Manning says the process -- called "behavioral analysis" or "behavioral scoring" -- is a new twist on the same type of data analysis credit card companies previously used to prevent fraud.
Traditionally card companies used a customer's purchasing history to flag suspicious transactions. For instance, a card company might flag a large withdrawal at a casino if a card customer lives on the East Coast and never gambles.
But Manning says banks are now using the information to model the behavioral patterns of its customers in order to try to determine credit risk.
"Ultimately, the banks now are looking at what we purchased and they're making decisions on whether it's appropriate or not," Manning says.
He says in a recession it might be wise for some consumers to save money by reducing their spending or choosing to shop at a discount store. "And, yet, that creates a red flag where all of a sudden these companies are saying, 'You may be in financial trouble, and we're going to cut you off before we take a loss," Manning said.
"The ability to analyze and mine data is so much easier and faster since 9/11. Many people don't understand how almost every transaction they make today could trigger a readjustment in bank analytics," he said.
Johnson says he wants to help others learn more about protecting their credit. He created a Web site called NewCreditRules.com and plans to update it regularly with news about the credit card industry.
While behavioral analysis may be seeing increasing use, it is only beginning to draw scrutiny from regulators and lawmakers. In a lawsuit filed in 2008, the Federal Trade Commission cited Compucredit, a third-party credit card issuer, for failing to disclose to customers the use of behavioral scoring.
In solicitations Compucredit advertised its cards could be used anywhere. Yet the FTC alleged the company reduced credit scores of customers who used their cards to pay for things like marriage or personal counseling or to retread their tires. Allegedly, Compucredit believed those types of purchases signaled a customer might be in financial distress.
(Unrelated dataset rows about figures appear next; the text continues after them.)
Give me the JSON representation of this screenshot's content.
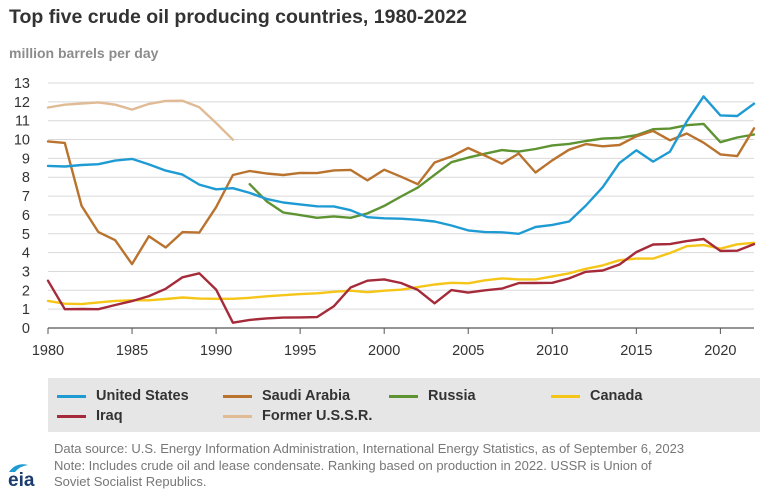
{
  "header": {
    "title": "Top five crude oil producing countries, 1980-2022",
    "units": "million barrels per day"
  },
  "footer": {
    "source_line1": "Data source: U.S. Energy Information Administration, International Energy Statistics, as of September 6, 2023",
    "source_line2": "Note: Includes crude oil and lease condensate. Ranking based on production in 2022. USSR is Union of",
    "source_line3": "Soviet Socialist Republics.",
    "logo_text": "eia"
  },
  "chart_data": {
    "type": "line",
    "title": "Top five crude oil producing countries, 1980-2022",
    "ylabel": "million barrels per day",
    "xlabel": "",
    "xlim": [
      1980,
      2022
    ],
    "ylim": [
      0,
      13
    ],
    "x_ticks": [
      1980,
      1985,
      1990,
      1995,
      2000,
      2005,
      2010,
      2015,
      2020
    ],
    "y_ticks": [
      0,
      1,
      2,
      3,
      4,
      5,
      6,
      7,
      8,
      9,
      10,
      11,
      12,
      13
    ],
    "grid": "horizontal",
    "legend_position": "bottom",
    "series": [
      {
        "name": "United States",
        "color": "#1f9bd4",
        "x": [
          1980,
          1981,
          1982,
          1983,
          1984,
          1985,
          1986,
          1987,
          1988,
          1989,
          1990,
          1991,
          1992,
          1993,
          1994,
          1995,
          1996,
          1997,
          1998,
          1999,
          2000,
          2001,
          2002,
          2003,
          2004,
          2005,
          2006,
          2007,
          2008,
          2009,
          2010,
          2011,
          2012,
          2013,
          2014,
          2015,
          2016,
          2017,
          2018,
          2019,
          2020,
          2021,
          2022
        ],
        "y": [
          8.6,
          8.57,
          8.65,
          8.69,
          8.88,
          8.97,
          8.68,
          8.35,
          8.14,
          7.61,
          7.36,
          7.42,
          7.17,
          6.85,
          6.66,
          6.56,
          6.46,
          6.45,
          6.25,
          5.88,
          5.82,
          5.8,
          5.74,
          5.65,
          5.44,
          5.18,
          5.09,
          5.08,
          5.0,
          5.36,
          5.47,
          5.65,
          6.5,
          7.47,
          8.76,
          9.43,
          8.83,
          9.36,
          10.96,
          12.29,
          11.28,
          11.25,
          11.9
        ]
      },
      {
        "name": "Saudi Arabia",
        "color": "#b9732e",
        "x": [
          1980,
          1981,
          1982,
          1983,
          1984,
          1985,
          1986,
          1987,
          1988,
          1989,
          1990,
          1991,
          1992,
          1993,
          1994,
          1995,
          1996,
          1997,
          1998,
          1999,
          2000,
          2001,
          2002,
          2003,
          2004,
          2005,
          2006,
          2007,
          2008,
          2009,
          2010,
          2011,
          2012,
          2013,
          2014,
          2015,
          2016,
          2017,
          2018,
          2019,
          2020,
          2021,
          2022
        ],
        "y": [
          9.9,
          9.82,
          6.48,
          5.09,
          4.66,
          3.39,
          4.87,
          4.27,
          5.09,
          5.06,
          6.41,
          8.12,
          8.33,
          8.2,
          8.12,
          8.23,
          8.22,
          8.36,
          8.39,
          7.83,
          8.4,
          8.03,
          7.63,
          8.78,
          9.1,
          9.55,
          9.15,
          8.72,
          9.26,
          8.25,
          8.9,
          9.46,
          9.76,
          9.64,
          9.71,
          10.17,
          10.46,
          9.96,
          10.32,
          9.83,
          9.21,
          9.12,
          10.59
        ]
      },
      {
        "name": "Russia",
        "color": "#5e9332",
        "x": [
          1992,
          1993,
          1994,
          1995,
          1996,
          1997,
          1998,
          1999,
          2000,
          2001,
          2002,
          2003,
          2004,
          2005,
          2006,
          2007,
          2008,
          2009,
          2010,
          2011,
          2012,
          2013,
          2014,
          2015,
          2016,
          2017,
          2018,
          2019,
          2020,
          2021,
          2022
        ],
        "y": [
          7.63,
          6.73,
          6.13,
          5.99,
          5.85,
          5.92,
          5.85,
          6.08,
          6.48,
          6.98,
          7.45,
          8.13,
          8.8,
          9.04,
          9.25,
          9.44,
          9.36,
          9.5,
          9.69,
          9.77,
          9.92,
          10.05,
          10.09,
          10.23,
          10.55,
          10.58,
          10.76,
          10.83,
          9.86,
          10.11,
          10.27
        ]
      },
      {
        "name": "Canada",
        "color": "#f5c518",
        "x": [
          1980,
          1981,
          1982,
          1983,
          1984,
          1985,
          1986,
          1987,
          1988,
          1989,
          1990,
          1991,
          1992,
          1993,
          1994,
          1995,
          1996,
          1997,
          1998,
          1999,
          2000,
          2001,
          2002,
          2003,
          2004,
          2005,
          2006,
          2007,
          2008,
          2009,
          2010,
          2011,
          2012,
          2013,
          2014,
          2015,
          2016,
          2017,
          2018,
          2019,
          2020,
          2021,
          2022
        ],
        "y": [
          1.44,
          1.29,
          1.27,
          1.36,
          1.44,
          1.47,
          1.47,
          1.54,
          1.62,
          1.56,
          1.55,
          1.55,
          1.6,
          1.68,
          1.74,
          1.8,
          1.84,
          1.92,
          1.98,
          1.9,
          1.98,
          2.03,
          2.17,
          2.31,
          2.4,
          2.37,
          2.53,
          2.63,
          2.58,
          2.58,
          2.74,
          2.9,
          3.14,
          3.32,
          3.6,
          3.68,
          3.68,
          3.98,
          4.34,
          4.4,
          4.21,
          4.44,
          4.52
        ]
      },
      {
        "name": "Iraq",
        "color": "#a52a3a",
        "x": [
          1980,
          1981,
          1982,
          1983,
          1984,
          1985,
          1986,
          1987,
          1988,
          1989,
          1990,
          1991,
          1992,
          1993,
          1994,
          1995,
          1996,
          1997,
          1998,
          1999,
          2000,
          2001,
          2002,
          2003,
          2004,
          2005,
          2006,
          2007,
          2008,
          2009,
          2010,
          2011,
          2012,
          2013,
          2014,
          2015,
          2016,
          2017,
          2018,
          2019,
          2020,
          2021,
          2022
        ],
        "y": [
          2.51,
          1.0,
          1.01,
          1.0,
          1.22,
          1.43,
          1.69,
          2.08,
          2.69,
          2.9,
          2.04,
          0.28,
          0.43,
          0.51,
          0.55,
          0.56,
          0.58,
          1.15,
          2.15,
          2.51,
          2.58,
          2.39,
          2.02,
          1.31,
          2.01,
          1.88,
          2.0,
          2.09,
          2.38,
          2.39,
          2.4,
          2.63,
          2.98,
          3.05,
          3.37,
          4.03,
          4.43,
          4.45,
          4.61,
          4.72,
          4.09,
          4.1,
          4.45
        ]
      },
      {
        "name": "Former U.S.S.R.",
        "color": "#e0bb96",
        "x": [
          1980,
          1981,
          1982,
          1983,
          1984,
          1985,
          1986,
          1987,
          1988,
          1989,
          1990,
          1991
        ],
        "y": [
          11.7,
          11.85,
          11.91,
          11.97,
          11.85,
          11.59,
          11.89,
          12.05,
          12.06,
          11.71,
          10.88,
          9.99
        ]
      }
    ]
  }
}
In December 2008, the company agreed to settle the case for $114 million in credits to customer accounts. The company did not admit wrongdoing.
Manning says more banks may now be using behavioral analysis but not telling consumers.
"What are the rules of the game? That's all consumers really want to know," Manning said. "They changed the rules of the game without telling Johnson."
Experts say the bigger issue for customers like Johnson is not the immediate loss of available credit. Credit limit reductions can have large, long-term implications because they change the ratio between available and in-use credit and that is central to the FICO score.
"What they're trying to do is squeeze the people they're making money from," Manning said. "Unfortunately, a reduction in a line of credit could hurt someone's credit score."
Experts contacted by "GMA" -- including Manning -- say they believe banks may now be using data collected by customers to compare them to other shoppers at individual retail locations or by zip code, weeding out customers in neighborhoods hardest hit by the economic downturn.